Hanfkalk kann das Feuchteverhalten einer Wand unterstützen, ersetzt aber nicht die Diagnose der Ursache. Oberflächenkondensat, Wärmebrücken, eindringender Regen, aufsteigende Feuchte, Leitungslecks und Baufeuchte erfordern unterschiedliche Prüfungen und Maßnahmen. Ein Putz ohne Kenntnis des Wasserwegs kann ein Symptom verdecken, während das Problem bestehen bleibt.

Was Hanfkalk leisten kann
Der Biokomposit ist hygroskopisch und dampfdurchlässig: Er kann einen Teil der Luftfeuchte aufnehmen und wieder abgeben und damit kurze Schwankungen dämpfen. Versuche zeigen jedoch, dass Dichte, Rezeptur, Dicke, Oberfläche und Luftbewegung das Ergebnis verändern. Eine wenig diffusionsoffene Farbe oder ein unstimmiger Aufbau kann den Beitrag der Konstruktion verringern.
Was er nicht ersetzt
- Reparatur von Dach, Entwässerung, Leitungen oder Fugen mit Wassereintritt;
- Umgang mit aufsteigender Feuchte nach Prüfung von Salzen und Mauerwerk;
- rechnerisch und messtechnisch begründete Korrektur von Wärmebrücken;
- zu Nutzung und Belegung passende Lüftung und Heizung;
- Trocknung und Kontrolle der Restfeuchte vor der Endbeschichtung.
Die diagnostische Reihenfolge
Zuerst wird der Verlauf geklärt: wann das Phänomen auftritt, ob nach Regen oder im Winter, in welchen Räumen und auf welchen Flächen. Es folgen Sichtprüfung, Messung von Lufttemperatur und relativer Feuchte, Oberflächentemperatur und Taupunkt sowie Prüfungen von Mauerwerksfeuchte, Salzen, Leitungen, Dach und Gelände. Thermografie und invasive Tests sind nur sinnvoll, wenn sie eine konkrete Hypothese prüfen.

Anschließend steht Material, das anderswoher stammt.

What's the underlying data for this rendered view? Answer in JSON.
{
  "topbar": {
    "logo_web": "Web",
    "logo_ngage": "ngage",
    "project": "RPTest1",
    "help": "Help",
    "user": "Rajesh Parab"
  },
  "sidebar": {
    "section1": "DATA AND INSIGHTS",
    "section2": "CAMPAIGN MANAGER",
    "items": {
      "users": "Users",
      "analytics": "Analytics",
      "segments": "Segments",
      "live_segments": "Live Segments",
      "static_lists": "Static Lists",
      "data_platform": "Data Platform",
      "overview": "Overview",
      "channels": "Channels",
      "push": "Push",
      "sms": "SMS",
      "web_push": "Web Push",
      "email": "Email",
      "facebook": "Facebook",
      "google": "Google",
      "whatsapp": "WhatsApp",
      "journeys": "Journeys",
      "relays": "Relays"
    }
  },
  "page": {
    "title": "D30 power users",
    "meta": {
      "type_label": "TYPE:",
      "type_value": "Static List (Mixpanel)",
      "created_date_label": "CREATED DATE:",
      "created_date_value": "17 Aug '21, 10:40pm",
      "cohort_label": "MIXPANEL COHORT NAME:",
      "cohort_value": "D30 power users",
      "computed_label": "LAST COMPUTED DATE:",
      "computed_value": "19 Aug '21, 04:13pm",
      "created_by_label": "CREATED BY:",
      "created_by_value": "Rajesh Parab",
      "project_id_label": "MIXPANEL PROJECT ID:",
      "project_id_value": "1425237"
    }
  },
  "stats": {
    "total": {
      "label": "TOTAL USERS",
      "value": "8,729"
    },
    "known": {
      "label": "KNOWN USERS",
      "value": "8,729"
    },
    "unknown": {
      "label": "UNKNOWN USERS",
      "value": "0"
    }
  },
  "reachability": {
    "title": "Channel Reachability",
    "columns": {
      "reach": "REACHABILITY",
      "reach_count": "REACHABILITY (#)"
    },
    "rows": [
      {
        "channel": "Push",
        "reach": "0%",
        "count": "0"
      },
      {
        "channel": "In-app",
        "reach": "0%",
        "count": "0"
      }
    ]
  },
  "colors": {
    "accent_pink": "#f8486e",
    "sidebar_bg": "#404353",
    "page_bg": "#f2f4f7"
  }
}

Wann die Lösung passen kann
Ein Hanfkalkputz oder -system kann nach dem Stoppen ungewöhnlichen Wassereintrags bewertet werden, wenn Untergrund und Salze verträglich sind und ein diffusionsoffener Aufbau vorgesehen ist. Im Bestand zählen außerdem Reversibilität, Haftung, Sockeldetails, Trocknungszeit und Denkmalschutz. Die Lösung wird auf den Fall abgestimmt und nicht nach einem Werbesatz gewählt.
Quellen und Grenzen
Die WHO-Leitlinien zu Feuchte und Schimmel setzen die Vermeidung anhaltender Feuchte und mikrobiellen Wachstums an erste Stelle. Das italienische Gesundheitsinstitut ISS erläutert, dass überschüssiges Wasser und Feuchte Schimmel fördern und Beschwerden ärztlich beurteilt werden sollen. Eine experimentelle Hanfkalk-Wandstudie zeigt den Einfluss von Oberfläche und Aufbau auf die Feuchtepufferung.
Häufige Fragen
Löst Hanfkalk jedes Schimmelproblem?
Nein. Er kann die Feuchtepufferung unterstützen; Lecks, aufsteigende Feuchte, Wärmebrücken, Lüftung und Nutzung sind dennoch zu diagnostizieren und zu bearbeiten.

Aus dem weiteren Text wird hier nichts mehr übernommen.